"Good Heaven, you are ill, Captain Hayward," cried Isabella, as her father's friend presented himself, followed by Beauchamp. Mary Clifford said nothing, but she felt more.
"Oh, I shall soon be well again, my dear Miss Slingsby," answered Ned Hayward; "the ball is out, and I am recovering quite fast--only a little weak."
"Hayward tells me I shall not be one too many," said Beauchamp; "but if I am, Miss Slingsby, send me away, remembering, however, that you may command me in any other way as well as that."
What a difference there is between enterprise and execution! How the difficulties grow upon us at every step of the mountain path, and how faint the heart feels at the early obstacles which we had altogether overlooked, Isabella Slingsby had thought it would be the easiest thing in the world to enter upon the state of her father's affairs with Ned Hayward. He was so old a friend; he had known her father since he was himself sixteen years of age; he had himself given the first warning, had opened the way. It had seemed to her, indeed, that there would not be the slightest difficulty, that there could not be any obstacle; but now, when she had to speak of all, her heart sank, her courage failed her; and she strove to turn the conversation to any other subject--only for a moment, till she recovered thought and breath.

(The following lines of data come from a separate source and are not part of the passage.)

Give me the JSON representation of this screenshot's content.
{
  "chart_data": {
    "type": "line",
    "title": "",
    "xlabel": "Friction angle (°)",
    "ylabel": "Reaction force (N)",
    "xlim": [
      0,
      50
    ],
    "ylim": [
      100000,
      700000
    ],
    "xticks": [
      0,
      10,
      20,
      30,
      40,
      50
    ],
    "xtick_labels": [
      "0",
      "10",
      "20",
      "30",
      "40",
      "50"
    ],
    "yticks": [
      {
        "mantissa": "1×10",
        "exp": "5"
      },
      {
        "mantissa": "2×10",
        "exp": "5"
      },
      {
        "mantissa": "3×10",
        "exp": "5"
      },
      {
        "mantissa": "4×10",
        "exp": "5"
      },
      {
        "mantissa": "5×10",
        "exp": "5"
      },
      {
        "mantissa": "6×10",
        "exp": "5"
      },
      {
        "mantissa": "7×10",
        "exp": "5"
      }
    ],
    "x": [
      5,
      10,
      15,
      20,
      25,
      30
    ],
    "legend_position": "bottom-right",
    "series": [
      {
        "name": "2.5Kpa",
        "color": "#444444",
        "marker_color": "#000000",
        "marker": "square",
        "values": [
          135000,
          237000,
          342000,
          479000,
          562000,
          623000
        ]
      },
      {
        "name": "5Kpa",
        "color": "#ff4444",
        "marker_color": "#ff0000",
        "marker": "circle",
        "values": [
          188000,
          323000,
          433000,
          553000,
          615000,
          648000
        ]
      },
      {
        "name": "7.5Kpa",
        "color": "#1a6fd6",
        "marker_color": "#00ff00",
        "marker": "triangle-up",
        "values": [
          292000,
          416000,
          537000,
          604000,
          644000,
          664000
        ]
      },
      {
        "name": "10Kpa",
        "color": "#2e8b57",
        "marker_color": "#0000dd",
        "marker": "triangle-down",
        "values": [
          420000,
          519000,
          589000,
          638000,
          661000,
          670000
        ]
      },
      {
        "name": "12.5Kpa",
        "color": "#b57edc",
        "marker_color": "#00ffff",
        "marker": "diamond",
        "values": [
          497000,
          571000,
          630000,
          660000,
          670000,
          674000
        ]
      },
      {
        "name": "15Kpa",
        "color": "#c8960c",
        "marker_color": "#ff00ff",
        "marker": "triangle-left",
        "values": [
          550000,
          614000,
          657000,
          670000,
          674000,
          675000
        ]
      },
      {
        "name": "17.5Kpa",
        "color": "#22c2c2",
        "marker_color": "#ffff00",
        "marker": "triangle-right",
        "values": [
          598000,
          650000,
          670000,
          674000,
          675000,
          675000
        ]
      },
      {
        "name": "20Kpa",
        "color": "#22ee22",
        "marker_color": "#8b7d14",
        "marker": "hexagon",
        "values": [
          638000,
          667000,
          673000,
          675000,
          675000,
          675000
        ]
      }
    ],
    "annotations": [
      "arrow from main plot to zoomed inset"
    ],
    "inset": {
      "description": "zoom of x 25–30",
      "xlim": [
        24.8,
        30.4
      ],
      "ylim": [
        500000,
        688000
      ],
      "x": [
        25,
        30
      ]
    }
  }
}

"Oh, no! Do not go, Mr. Beauchamp," she said. "But how ill Captain Hayward looks. We had no idea he had been wounded. They said that Mr. Wittingham was the only sufferer."
"I can assure you, it is nothing," replied Ned Hayward; "but you must sit down, my dear young lady;" and with his left arm he put a seat for Miss Slingsby, while Beauchamp did the same good office for Mary Clifford. "I am sure that you have something important to say, and I guess what it is," the young officer continued; "Miss Clifford, you told your cousin a very painful communication I made to you ten or twelve days ago. Is it not so? and she has come to speak upon that subject?"

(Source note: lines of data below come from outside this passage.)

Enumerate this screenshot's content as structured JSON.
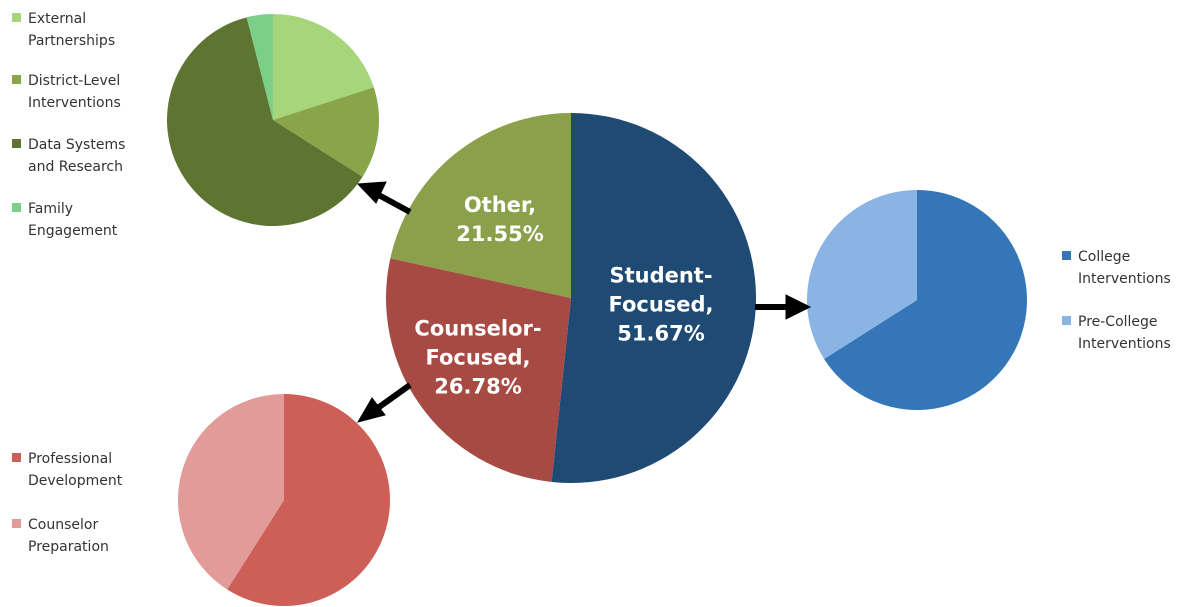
{
  "chart_data": [
    {
      "type": "pie",
      "categories": [
        "Student-Focused,",
        "Counselor-Focused,",
        "Other,"
      ],
      "values": [
        51.67,
        26.78,
        21.55
      ],
      "value_labels": [
        "51.67%",
        "26.78%",
        "21.55%"
      ],
      "colors": [
        "#1f4a73",
        "#a84a44",
        "#8aa04a"
      ]
    },
    {
      "type": "pie",
      "categories": [
        "External Partnerships",
        "District-Level Interventions",
        "Data Systems and Research",
        "Family Engagement"
      ],
      "values": [
        20,
        14,
        62,
        4
      ],
      "colors": [
        "#a7d67a",
        "#89a54a",
        "#5e7431",
        "#7ccf86"
      ],
      "legend": "left"
    },
    {
      "type": "pie",
      "categories": [
        "College Interventions",
        "Pre-College Interventions"
      ],
      "values": [
        66,
        34
      ],
      "colors": [
        "#3476b8",
        "#8ab4e3"
      ],
      "legend": "right"
    },
    {
      "type": "pie",
      "categories": [
        "Professional Development",
        "Counselor Preparation"
      ],
      "values": [
        59,
        41
      ],
      "colors": [
        "#cd5e58",
        "#e19b98"
      ],
      "legend": "left"
    }
  ]
}
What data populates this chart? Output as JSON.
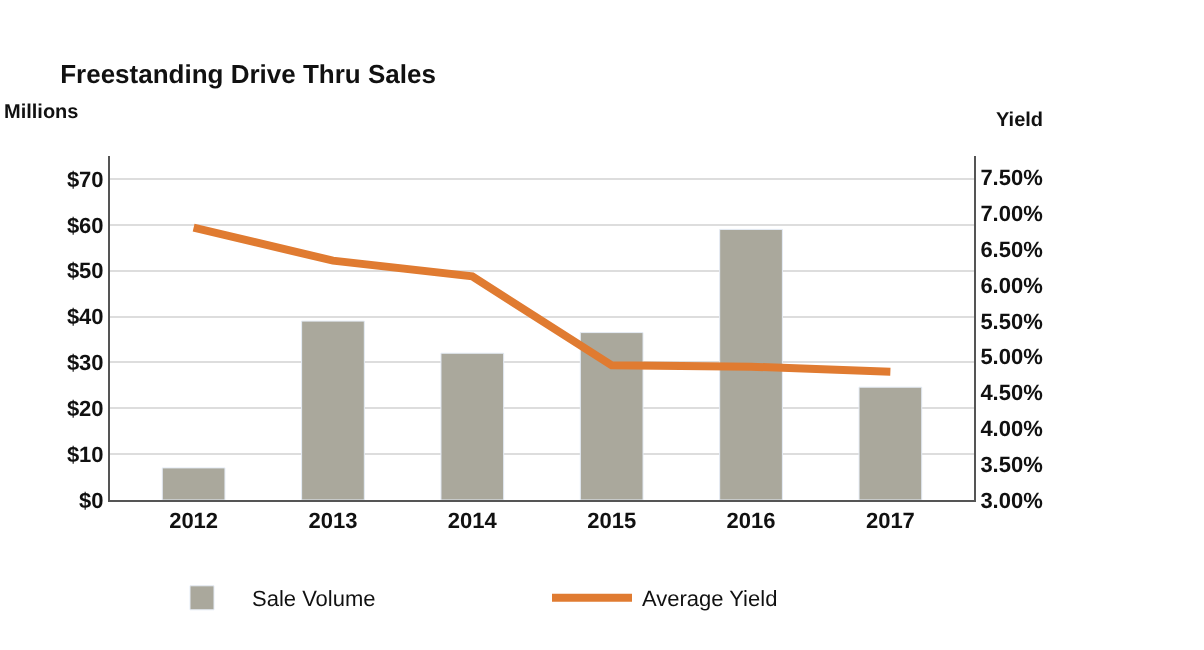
{
  "chart_data": {
    "type": "bar",
    "title": "Freestanding Drive Thru Sales",
    "ylabel": "Millions",
    "y2label": "Yield",
    "categories": [
      "2012",
      "2013",
      "2014",
      "2015",
      "2016",
      "2017"
    ],
    "series": [
      {
        "name": "Sale Volume",
        "color": "#aaa89c",
        "values": [
          7,
          39,
          32,
          36.5,
          59,
          24.6
        ]
      },
      {
        "name": "Average Yield",
        "color": "#e07b31",
        "type": "line",
        "axis": "y2",
        "values": [
          6.8,
          6.34,
          6.12,
          4.88,
          4.86,
          4.79
        ]
      }
    ],
    "ylim": [
      0,
      75
    ],
    "yticks": [
      {
        "value": 0,
        "label": "$0"
      },
      {
        "value": 10,
        "label": "$10"
      },
      {
        "value": 20,
        "label": "$20"
      },
      {
        "value": 30,
        "label": "$30"
      },
      {
        "value": 40,
        "label": "$40"
      },
      {
        "value": 50,
        "label": "$50"
      },
      {
        "value": 60,
        "label": "$60"
      },
      {
        "value": 70,
        "label": "$70"
      }
    ],
    "y2lim": [
      3,
      7.8
    ],
    "y2ticks": [
      {
        "value": 3,
        "label": "3.00%"
      },
      {
        "value": 3.5,
        "label": "3.50%"
      },
      {
        "value": 4,
        "label": "4.00%"
      },
      {
        "value": 4.5,
        "label": "4.50%"
      },
      {
        "value": 5,
        "label": "5.00%"
      },
      {
        "value": 5.5,
        "label": "5.50%"
      },
      {
        "value": 6,
        "label": "6.00%"
      },
      {
        "value": 6.5,
        "label": "6.50%"
      },
      {
        "value": 7,
        "label": "7.00%"
      },
      {
        "value": 7.5,
        "label": "7.50%"
      }
    ],
    "grid": "y",
    "legend": "bottom",
    "marker": "none",
    "line_style": "solid"
  }
}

"I did, Captain Hayward," answered Mary Clifford; "I told her all you had said--and your generous and noble offer to assist Sir John in the most pressing emergency. Her own knowledge confirmed in a great degree the fact of great danger; but we feared that this unfortunate duel might have interfered with your plans, and knew not where to find you, or communicate with you."
"I did not forget what I had undertaken," answered Ned Hayward; "but like a thoughtless fool, as I am, I forgot I might be wounded, Miss Clifford, or that I might be forced to run for it. Well may the good people call me thoughtless Ned Hayward; for I remembered that I might be killed, and provided against it; but I did not recollect any thing else, and ordered the money to be remitted to the bank here at Tarningham. The ball went into my shoulder, however, and I have been unable to write ever since; otherwise I would have sent the cheque long ago, to be used whenever it was needed. I hope to be able to write as well as ever in a few days; so put your mind quite at ease upon that score. As for the mortgage, which is, I suppose, in train for immediate fore-closure, we must think what can be done some other way; for I am a poor man, as you know, and have not the means of lending the amount;" and, as he spoke, he turned his eyes towards Beauchamp.
Ned Hayward calculated that there would be plenty of time to make all his arrangements; but such fancies were dissipated in a moment by Isabella's reply:--
"Did not the boy tell you," she asked, "that every thing you feared, is to take place to-morrow? He came up to warn us. That good little man, Bacon, the attorney, sent him."